A real-life hero, Chaitram Pawar from Maharashtra’s Baripada village in Dhule district showed to the rest of the country how with dedication and focused work, the man on the street can do wonders and force the government to sit up and take notice.
At a time when water, or rather the scarcity of water, is leading to water wars, here in this tiny village, Chaitram brought development to Baripada, a small, with just 108 Vanvasi families and a population of just 785.
Singer Mohit Chauhan and Water Warriors came together at one platform to brainstorm ideas for water conservation and rejuvenation. Presenting his success story at the day-long Sustainability Summit Panchjanya and Organizer the flagship publication of 73-year-old Bharat Prakashan (Delhi) Limited, the environmental activist said that in the early 1990s the village faced scarcity of firewood, food, and water due to deforestation.
A hill near the village became barren, and one-third of village wells went dry.

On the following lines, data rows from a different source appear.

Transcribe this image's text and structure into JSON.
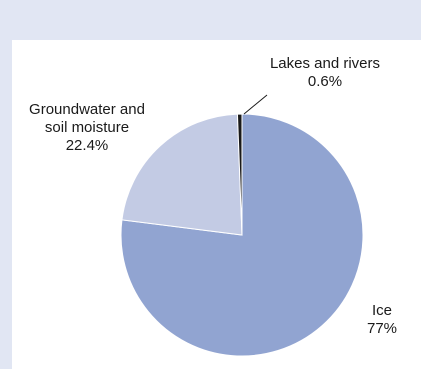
{
  "chart_data": {
    "type": "pie",
    "slices": [
      {
        "label": "Ice",
        "value": 77,
        "value_label": "77%",
        "color": "#91a4d1"
      },
      {
        "label": "Groundwater and soil moisture",
        "label_lines": [
          "Groundwater and",
          "soil moisture"
        ],
        "value": 22.4,
        "value_label": "22.4%",
        "color": "#c3cbe4"
      },
      {
        "label": "Lakes and rivers",
        "value": 0.6,
        "value_label": "0.6%",
        "color": "#1a1a1a"
      }
    ],
    "start_angle_deg": 0,
    "direction": "clockwise",
    "title": "",
    "legend": "none"
  }
}
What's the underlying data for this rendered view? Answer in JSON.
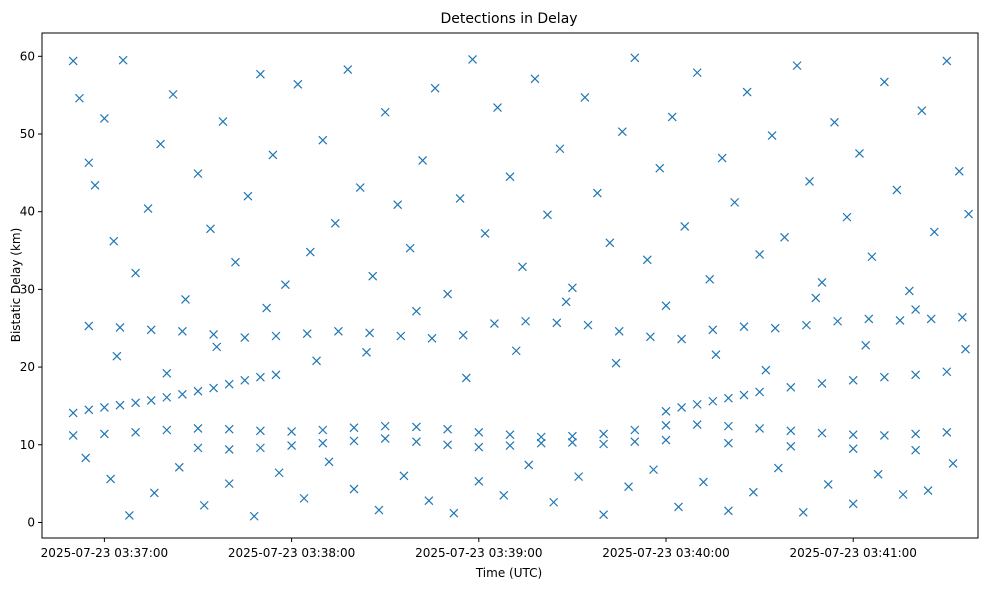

With the help of local NGO, Vanvasi Kalyan Ashram, he organised the villagers and laid the foundation of self-development, a model that has vowed everyone. What he did was to take full benefit of all the government schemes and get the villagers organised to start the afforestation programme and then tackled the water shortage.
Slowly it became a movement and today there are people from different parts of the country and the world visiting the village to look at how they managed to conserve the biodiversity in their surroundings. Strict punishments for cutting trees, no bullock carts in forests etc, villagers forming watch dog squads.